Epidemics are moments of both biological and social crisis that, in the case of zoonoses, occur when the species barrier is breached. Microbial genomes archive these breaches, as well as subsequent shifts in human–human transmission. Molecular epidemiology thus offers a powerful tool for examining questions around epidemic origin and spread, but requires triangulation with ethnographic and historical sources to understand context. In the case of acute outbreaks, field ethnography reveals political and social fault-lines relevant not only to understanding drivers of infection but the conflicting logics of responses to epidemics – and how political economies of science constrain what can be known about epidemics. Drawing on clinical practice and research in HIV and in the recent Ebola epidemic in West Africa, the chapter examines how dialogues between ethnography and molecular epidemiology reveal infrastructures of connectivity and interlinkage of organisms and things. These biosocial infrastructures are trading zones or sites of intensified and accelerated biological exchange and social transformation.

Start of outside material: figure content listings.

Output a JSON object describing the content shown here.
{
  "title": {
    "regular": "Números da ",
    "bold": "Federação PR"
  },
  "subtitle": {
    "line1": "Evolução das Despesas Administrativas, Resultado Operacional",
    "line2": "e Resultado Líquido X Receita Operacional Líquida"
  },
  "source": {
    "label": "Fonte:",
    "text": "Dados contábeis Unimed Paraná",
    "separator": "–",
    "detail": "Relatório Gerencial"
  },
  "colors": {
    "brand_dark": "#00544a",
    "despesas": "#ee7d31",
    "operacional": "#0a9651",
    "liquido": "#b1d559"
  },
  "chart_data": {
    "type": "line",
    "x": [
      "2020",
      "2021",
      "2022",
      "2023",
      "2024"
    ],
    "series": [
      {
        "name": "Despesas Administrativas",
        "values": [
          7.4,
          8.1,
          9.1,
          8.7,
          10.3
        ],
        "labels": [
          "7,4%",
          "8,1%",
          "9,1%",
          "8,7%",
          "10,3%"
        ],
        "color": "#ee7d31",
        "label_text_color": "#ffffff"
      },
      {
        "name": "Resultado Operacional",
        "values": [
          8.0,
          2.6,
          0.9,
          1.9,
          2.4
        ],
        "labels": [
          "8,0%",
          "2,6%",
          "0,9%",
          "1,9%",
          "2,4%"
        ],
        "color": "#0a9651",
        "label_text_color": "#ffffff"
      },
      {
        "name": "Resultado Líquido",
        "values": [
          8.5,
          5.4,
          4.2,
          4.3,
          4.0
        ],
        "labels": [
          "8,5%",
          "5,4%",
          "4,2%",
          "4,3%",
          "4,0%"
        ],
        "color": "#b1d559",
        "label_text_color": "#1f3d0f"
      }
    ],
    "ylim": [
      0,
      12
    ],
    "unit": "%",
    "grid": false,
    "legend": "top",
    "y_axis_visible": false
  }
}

Specific examples discussed include the hunt for the origins of HIV and how HIV sciences can illuminate the structure of sexual networks, possible causes for the West African Ebola epidemic and the political logic of suspicion that greeted it, and the challenges of doing clinical trials in the context of the Ebola emergency. Epidemics provide unique opportunities for bringing into conversation field and laboratory studies and contribute to advancing understanding of what constitutes the human today. Anthropology remains a field science in which ethnography is the primary method. As this volume shows, one can distinguish between an anthropology in epidemics, understood as the use of ethnographic studies in the field, where epidemics happen, to identify and address causes of outbreaks and ongoing transmission, from an anthropology of epidemics, which seeks to shed light on issues of more theoretical significance to our understanding of the ‘human’ as both a biological and social being.